Recidivism. Holder then goes on to cite a Florida parole commission study that found recidivism rates dropped among those who were permitted to vote again. Ergo, Holder reasons that allowing people to vote again makes them better citizens. His reasoning is an example of a post hoc logic fallacy. Writing in the Wall Street Journal 10 days ago, former Attorney General Michael Mukasey took Holder to task for this very fallacy: Those who seek to have their voting rights restored must go through a five-year process. “Obviously,” says Mukasey, “those who are motivated to navigate such a process self-select as a group less likely to repeat their crimes. Suggesting that the automatic restoration of voting rights to all felons would lower recidivism is rather like suggesting that we can raise the incomes of all college students if we automatically grant them a college degree—because statistics show that people with college degrees have higher incomes than those without them.”

Motivation. And then there is motivation: What motivated Holder to promote enfranchisement of felons? One motivation may be attributed to Occum’s Razor (the most obvious reason is the correct one); he believes the disenfranchisement of felons is bad. But being a politician who has been subject to political attacks – fairly or unfairly – Holder should realize that he will be accused of playing politics (see Cui bono, below). A more effective campaign would come from enlisting a Republican (such as Senator Rand Paul [R, KY] who agrees with Holder on this issue). But, in a highly politicized environment, some may attribute Holder’s stance to being politically motivated.

Cui bono? A common legal argument is cui bono or who benefits. It’s a fair question. Who would benefit from the enfranchisement of felons? The Democrats. In Florida in the 2000 presidential election, some 5,000 convicts voted illegally and of that 5,000, 80 percent were registered Democrats. The Seattle Times surveyed two counties in the 2004 gubernatorial campaign and discovered 129 convicts voting and the Democrat, Christine Gregoire, won by 129 votes. Hmm.

An academic study by Jeff Manza and Marcus Britton of Northwestern University and Christopher Uggen of the University of Minnesota estimated that Bill Clinton won 86 percent of the felon vote in 1992 and 93 percent in 1996.

Cui bono?

Supreme Court. Since black Americans are disproportionately represented in the prison population, Holder makes the case that enfranchisement denial is, in effect, racist. But the Supreme Court has addressed that issue and differs from Holder.

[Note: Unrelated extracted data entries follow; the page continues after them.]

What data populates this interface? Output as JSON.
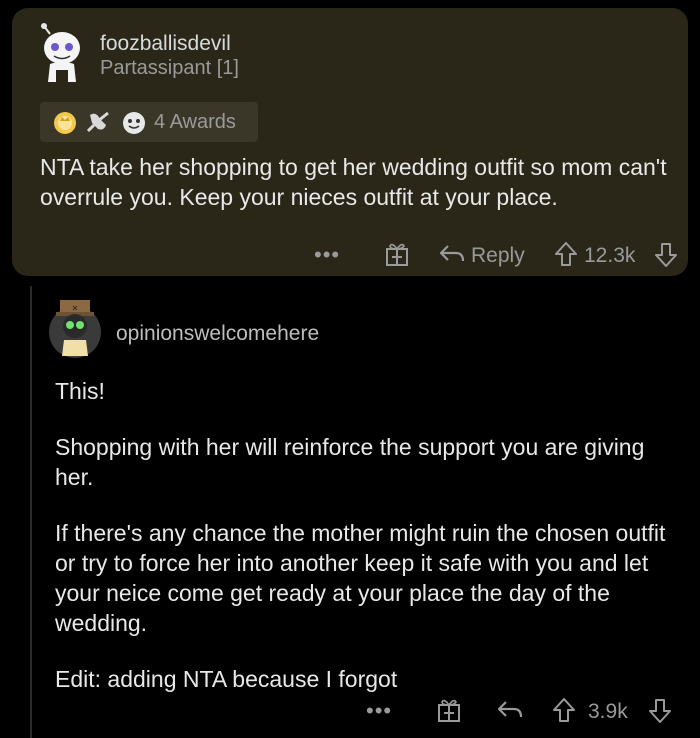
{
  "comment1": {
    "username": "foozballisdevil",
    "flair": "Partassipant [1]",
    "awards_label": "4 Awards",
    "body": "NTA take her shopping to get her wedding outfit so mom can't overrule you. Keep your nieces outfit at your place.",
    "more": "•••",
    "reply_label": "Reply",
    "score": "12.3k"
  },
  "comment2": {
    "username": "opinionswelcomehere",
    "paragraphs": [
      "This!",
      "Shopping with her will reinforce the support you are giving her.",
      "If there's any chance the mother might ruin the chosen outfit or try to force her into another keep it safe with you and let your neice come get ready at your place the day of the wedding.",
      "Edit: adding NTA because I forgot"
    ],
    "more": "•••",
    "score": "3.9k"
  },
  "icons": {
    "award1": "crown-award-icon",
    "award2": "hands-award-icon",
    "award3": "face-award-icon",
    "gift": "gift-icon",
    "reply": "reply-arrow-icon",
    "upvote": "upvote-arrow-icon",
    "downvote": "downvote-arrow-icon"
  },
  "colors": {
    "background": "#000000",
    "highlight_card": "#2b2718",
    "text": "#e8e8e8",
    "muted": "#9a9a9a"
  }
}
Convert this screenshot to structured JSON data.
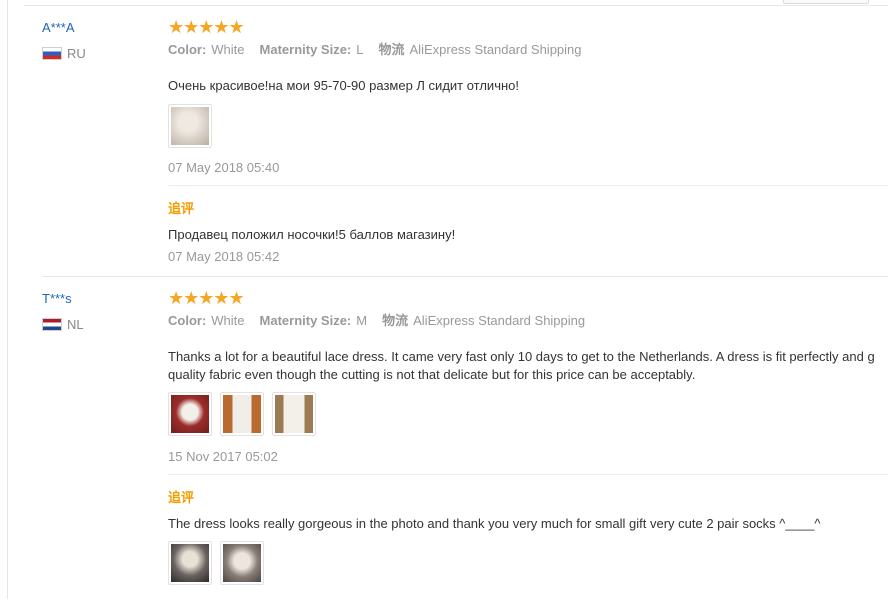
{
  "reviews": [
    {
      "user": "A***A",
      "country": "RU",
      "stars": "★★★★★",
      "color_label": "Color:",
      "color_value": "White",
      "size_label": "Maternity Size:",
      "size_value": "L",
      "shipping_label": "物流",
      "shipping_value": "AliExpress Standard Shipping",
      "text": "Очень красивое!на мои 95-70-90 размер Л сидит отлично!",
      "date": "07 May 2018 05:40",
      "followup_label": "追评",
      "followup_text": "Продавец положил носочки!5 баллов магазину!",
      "followup_date": "07 May 2018 05:42"
    },
    {
      "user": "T***s",
      "country": "NL",
      "stars": "★★★★★",
      "color_label": "Color:",
      "color_value": "White",
      "size_label": "Maternity Size:",
      "size_value": "M",
      "shipping_label": "物流",
      "shipping_value": "AliExpress Standard Shipping",
      "text_line1": "Thanks a lot for a beautiful lace dress. It came very fast only 10 days to get to the Netherlands. A dress is fit perfectly and g",
      "text_line2": "quality fabric even though the cutting is not that delicate but for this price can be acceptably.",
      "date": "15 Nov 2017 05:02",
      "followup_label": "追评",
      "followup_text": "The dress looks really gorgeous in the photo and thank you very much for small gift very cute 2 pair socks ^____^"
    }
  ]
}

In Richardson v. Ramirez, the California Supreme Court ruled that the California Constitution was unconstitutional in that it violated the 14th Amendment to the U.S. Constitution by denying the rights of felons (the majority of whom are minorities) who had served their prison terms the right to vote. In 1974, the U.S. Supreme Court overruled that decision (6 to 3) stating that the 14th Amendment justified disenfranchising felons. So Holder, although correct in stating that the disenfranchisement of felons disproportionately affected black voters, is wrong in stating that the laws are racist in character.

Rational or sententious argument. “These restrictions are not only unnecessary and unjust,” said Holder, “they are also counterproductive. These laws deserve to be not only reconsidered but repealed.” Holder may be right, but he hasn’t yet made the rational argument.

Can a rational argument be made for allowing felons to vote? Perhaps, but Holder has made it more difficult in that he has confused the voting issue with race and political gain.

Quote without comment
Former Representative John Bingham (R, OH), one of the principal architects of the Fourteenth Amendment, speaking in Congress, 1866: “The second section of the [14th] amendment simply provides for the equalization of representation among all the States of the Union, North, South, East, and West. It makes no discrimination. New York has a colored population of fifty thousand. By this section, if that great State discriminates against her colored population as to the elective franchise, (except in cases of crime,) she loses to that extent her representative power in Congress. So also will it be with every other State."